There are arguments against the return of Abbott PM, some of them valid, but the most asinine, the one most widely espoused, is that Abbott didn’t do in government what he is proposing to do now: reform the Senate, kill the green energy monster etc. If his current policy prescriptions are correct, and I, for one, believe they are, then all that matters is that someone capable of implementing them be given the opportunity to do so. There is daylight between Abbott and the rest of the field in terms of profile, track record, commitment, determination and sheer parliamentary pugnacity. What Abbott did or didn’t do in the past is irrelevant. Do we think he is totally incapable of learning from his mistakes? Hardly likely; he has admitted them himself.
As noted, the commentariat is almost universally arrayed against Abbott. Van Onselen has been obsessed – more than any other commentator, I think – with the ‘thirty bad Newspolls’ factor. He alludes to it often. Back when that event was not quite so imminent, he saw it only as a potential stumbling block that Turnbull would have to somehow negotiate when, make that if, the dreaded moment actually arrived. His tune has changed. Here he is on September 25:
While it was Malcolm Turnbull who set up a terrible KPI for himself when taking over from Tony Abbott — declaring that 30 consecutive Newspoll’s justified a challenge — changing leaders now because that yardstick is fast approaching would be folly.
That’s because Turnbull is comfortably the preferred PM (42% to 31%), and as the incumbent he leads Bill Shorten on the net satisfaction rating (minus 17 to minus 20).
Now that Turnbull is on the ropes, his manifest deficiencies of nous and character clear for all the see, a new spin is required, and in Thursday’s Australian that is what van Onselen’s readers were given:
Yes, Abbott has support amongst reactionary commentators who talk to a narrow band of the Liberal “base” (otherwise known as a moribund clique) but that is all. He’d be savaged more widely were a return to the prime ministership to happen.
Even an Abbott comeback next year – when Turnbull may face more realistic leadership pressures from others – isn’t going to happen. What would the argument be: Turnbull has hit the 30 consecutive Newspoll benchmark he used to prise Abbott out of the prime ministership, so as a party we have to return to the man who hit the 30 mark first? It’s ridiculous beyond words.

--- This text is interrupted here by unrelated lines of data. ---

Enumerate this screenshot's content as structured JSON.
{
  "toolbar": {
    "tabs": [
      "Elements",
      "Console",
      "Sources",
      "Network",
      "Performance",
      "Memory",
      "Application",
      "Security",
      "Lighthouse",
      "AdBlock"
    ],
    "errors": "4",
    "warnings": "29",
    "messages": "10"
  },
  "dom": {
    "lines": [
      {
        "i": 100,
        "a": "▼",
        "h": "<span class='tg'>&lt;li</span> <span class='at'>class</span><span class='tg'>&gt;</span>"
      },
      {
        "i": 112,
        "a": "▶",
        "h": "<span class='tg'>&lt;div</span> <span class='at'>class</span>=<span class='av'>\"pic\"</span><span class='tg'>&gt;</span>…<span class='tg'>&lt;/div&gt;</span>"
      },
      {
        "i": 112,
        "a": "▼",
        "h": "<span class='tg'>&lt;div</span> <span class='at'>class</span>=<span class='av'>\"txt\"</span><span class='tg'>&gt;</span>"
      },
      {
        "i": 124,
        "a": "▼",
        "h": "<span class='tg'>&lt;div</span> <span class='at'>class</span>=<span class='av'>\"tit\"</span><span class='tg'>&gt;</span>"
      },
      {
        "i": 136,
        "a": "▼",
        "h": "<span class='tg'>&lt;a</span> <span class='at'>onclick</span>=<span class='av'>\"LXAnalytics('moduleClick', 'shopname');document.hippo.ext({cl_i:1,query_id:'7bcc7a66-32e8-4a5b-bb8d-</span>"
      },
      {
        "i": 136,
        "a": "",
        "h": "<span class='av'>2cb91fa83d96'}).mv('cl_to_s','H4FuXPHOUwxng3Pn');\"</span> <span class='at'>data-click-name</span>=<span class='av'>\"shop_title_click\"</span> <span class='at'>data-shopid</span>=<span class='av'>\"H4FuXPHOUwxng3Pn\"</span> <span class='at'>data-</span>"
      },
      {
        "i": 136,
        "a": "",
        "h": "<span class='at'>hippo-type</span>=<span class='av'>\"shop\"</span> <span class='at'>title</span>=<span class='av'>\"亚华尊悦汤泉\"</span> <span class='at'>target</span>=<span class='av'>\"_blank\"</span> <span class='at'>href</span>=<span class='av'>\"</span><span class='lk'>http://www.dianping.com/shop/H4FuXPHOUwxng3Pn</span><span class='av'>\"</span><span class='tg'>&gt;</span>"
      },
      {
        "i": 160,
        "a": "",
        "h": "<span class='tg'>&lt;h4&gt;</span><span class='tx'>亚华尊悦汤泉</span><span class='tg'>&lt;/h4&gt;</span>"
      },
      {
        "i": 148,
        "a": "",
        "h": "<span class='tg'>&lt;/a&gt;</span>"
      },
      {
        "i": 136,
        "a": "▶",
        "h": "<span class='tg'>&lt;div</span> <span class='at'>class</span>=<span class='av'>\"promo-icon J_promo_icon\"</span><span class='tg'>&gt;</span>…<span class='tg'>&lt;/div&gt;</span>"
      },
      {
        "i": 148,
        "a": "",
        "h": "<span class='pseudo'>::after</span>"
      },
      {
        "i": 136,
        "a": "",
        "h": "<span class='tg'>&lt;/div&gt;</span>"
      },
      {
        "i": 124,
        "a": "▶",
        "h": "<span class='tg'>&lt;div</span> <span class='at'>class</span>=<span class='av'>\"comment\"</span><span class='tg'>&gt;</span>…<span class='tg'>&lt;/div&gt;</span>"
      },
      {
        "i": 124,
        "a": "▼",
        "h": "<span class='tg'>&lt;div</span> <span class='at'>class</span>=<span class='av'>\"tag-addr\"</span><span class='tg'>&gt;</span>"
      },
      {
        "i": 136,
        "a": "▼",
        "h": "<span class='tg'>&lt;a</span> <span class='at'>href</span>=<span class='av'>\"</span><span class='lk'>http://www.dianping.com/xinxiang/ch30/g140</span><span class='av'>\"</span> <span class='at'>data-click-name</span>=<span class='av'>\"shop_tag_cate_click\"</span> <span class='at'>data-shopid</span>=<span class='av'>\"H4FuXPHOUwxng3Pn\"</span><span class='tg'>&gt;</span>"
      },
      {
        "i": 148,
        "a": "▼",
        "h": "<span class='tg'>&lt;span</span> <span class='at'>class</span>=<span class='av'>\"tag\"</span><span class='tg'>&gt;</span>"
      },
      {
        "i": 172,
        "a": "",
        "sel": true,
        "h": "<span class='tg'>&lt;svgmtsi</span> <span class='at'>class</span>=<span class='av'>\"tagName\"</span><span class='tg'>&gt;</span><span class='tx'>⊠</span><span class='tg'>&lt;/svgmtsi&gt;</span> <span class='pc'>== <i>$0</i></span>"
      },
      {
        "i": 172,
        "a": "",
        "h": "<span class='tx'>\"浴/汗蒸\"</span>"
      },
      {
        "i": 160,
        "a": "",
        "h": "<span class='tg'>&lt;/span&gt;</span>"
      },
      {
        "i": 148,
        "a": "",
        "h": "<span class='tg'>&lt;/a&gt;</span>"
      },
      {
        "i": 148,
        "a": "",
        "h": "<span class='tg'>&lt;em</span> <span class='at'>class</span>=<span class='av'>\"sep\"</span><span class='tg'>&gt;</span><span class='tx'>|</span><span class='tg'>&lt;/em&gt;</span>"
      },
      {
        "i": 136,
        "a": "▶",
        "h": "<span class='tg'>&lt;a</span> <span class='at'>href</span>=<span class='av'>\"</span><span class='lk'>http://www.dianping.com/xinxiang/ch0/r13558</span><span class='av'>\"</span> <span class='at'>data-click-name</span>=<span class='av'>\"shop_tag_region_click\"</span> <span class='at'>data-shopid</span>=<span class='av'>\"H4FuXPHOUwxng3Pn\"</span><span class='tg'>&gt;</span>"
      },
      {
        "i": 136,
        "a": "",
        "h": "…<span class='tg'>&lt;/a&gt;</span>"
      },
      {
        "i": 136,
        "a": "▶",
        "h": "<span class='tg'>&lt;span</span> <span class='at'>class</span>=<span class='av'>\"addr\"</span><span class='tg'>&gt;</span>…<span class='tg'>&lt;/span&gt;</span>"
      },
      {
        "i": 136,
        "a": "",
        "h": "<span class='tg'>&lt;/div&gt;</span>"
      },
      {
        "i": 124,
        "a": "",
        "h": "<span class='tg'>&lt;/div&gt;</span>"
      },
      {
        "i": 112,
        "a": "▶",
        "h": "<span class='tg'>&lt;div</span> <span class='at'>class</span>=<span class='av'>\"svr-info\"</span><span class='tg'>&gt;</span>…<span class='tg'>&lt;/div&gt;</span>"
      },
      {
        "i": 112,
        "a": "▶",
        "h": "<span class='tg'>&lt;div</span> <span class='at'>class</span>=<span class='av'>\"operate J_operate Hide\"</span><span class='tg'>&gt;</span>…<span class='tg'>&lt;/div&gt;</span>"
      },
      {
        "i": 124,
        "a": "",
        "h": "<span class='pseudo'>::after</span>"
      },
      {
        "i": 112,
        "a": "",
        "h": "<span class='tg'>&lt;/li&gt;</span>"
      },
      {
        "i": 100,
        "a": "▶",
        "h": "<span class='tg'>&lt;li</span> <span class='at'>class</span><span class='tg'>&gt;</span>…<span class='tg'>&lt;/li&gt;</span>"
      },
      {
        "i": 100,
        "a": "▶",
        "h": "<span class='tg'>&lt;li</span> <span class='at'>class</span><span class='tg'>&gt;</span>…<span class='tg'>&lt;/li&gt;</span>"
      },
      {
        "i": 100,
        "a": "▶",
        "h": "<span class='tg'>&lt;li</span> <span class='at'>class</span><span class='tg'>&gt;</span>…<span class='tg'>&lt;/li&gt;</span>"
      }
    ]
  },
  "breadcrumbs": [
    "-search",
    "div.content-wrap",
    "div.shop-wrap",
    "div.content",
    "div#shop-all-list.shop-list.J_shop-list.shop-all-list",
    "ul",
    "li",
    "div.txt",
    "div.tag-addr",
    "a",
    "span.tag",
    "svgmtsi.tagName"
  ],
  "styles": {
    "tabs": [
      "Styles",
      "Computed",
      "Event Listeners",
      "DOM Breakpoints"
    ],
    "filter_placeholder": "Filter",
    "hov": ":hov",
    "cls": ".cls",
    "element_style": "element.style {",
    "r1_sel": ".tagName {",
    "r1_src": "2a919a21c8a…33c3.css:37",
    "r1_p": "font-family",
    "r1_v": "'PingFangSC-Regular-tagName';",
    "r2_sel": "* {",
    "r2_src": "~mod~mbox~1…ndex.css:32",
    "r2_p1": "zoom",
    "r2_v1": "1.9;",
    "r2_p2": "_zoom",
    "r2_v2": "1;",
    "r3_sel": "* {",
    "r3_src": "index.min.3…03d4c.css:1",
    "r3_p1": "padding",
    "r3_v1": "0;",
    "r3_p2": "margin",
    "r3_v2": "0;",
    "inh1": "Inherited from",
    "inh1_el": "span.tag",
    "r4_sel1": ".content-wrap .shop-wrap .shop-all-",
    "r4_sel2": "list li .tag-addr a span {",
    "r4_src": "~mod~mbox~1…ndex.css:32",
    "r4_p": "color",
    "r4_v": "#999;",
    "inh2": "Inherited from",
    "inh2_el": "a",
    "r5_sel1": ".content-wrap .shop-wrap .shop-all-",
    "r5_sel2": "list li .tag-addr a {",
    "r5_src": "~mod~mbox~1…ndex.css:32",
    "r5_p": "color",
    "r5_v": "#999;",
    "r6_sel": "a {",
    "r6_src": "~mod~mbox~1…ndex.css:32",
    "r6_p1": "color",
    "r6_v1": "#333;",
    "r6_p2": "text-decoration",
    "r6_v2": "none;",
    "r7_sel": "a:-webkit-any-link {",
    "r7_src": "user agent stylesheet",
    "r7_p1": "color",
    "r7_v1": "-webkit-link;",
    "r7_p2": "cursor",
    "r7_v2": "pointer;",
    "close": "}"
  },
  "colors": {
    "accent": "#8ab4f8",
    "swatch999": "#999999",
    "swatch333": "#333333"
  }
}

‘Ridiculous beyond words’ — an appraisal that sounds like the fruit of some pretty rigorous reasoning. The only problem is that the scenario wouldn’t pan out the way PVO outlines. No, the common wisdom would be that Turnbull failed his own test and must now go. So who would best replace him? Abbott is certainly a contender. That he would be savaged (by the likes of van Onselen and Savva, not to mention the Fairfax posse and ABCers) would be business as usual for a man who was vilified for a quiet wink when a seventy-something phone-sex granny called him on an ABC talkback show and announced herself as such.
Who, other than Abbott, would be prepared, and best equipped, to resume the role of Opposition leader? For most former prime ministers once again leading the opposition would be a degrading and retrograde step – their hearts wouldn’t be in it.
My guess is that, even allowing for the inevitable media vendetta, Abbott would relish a second crack.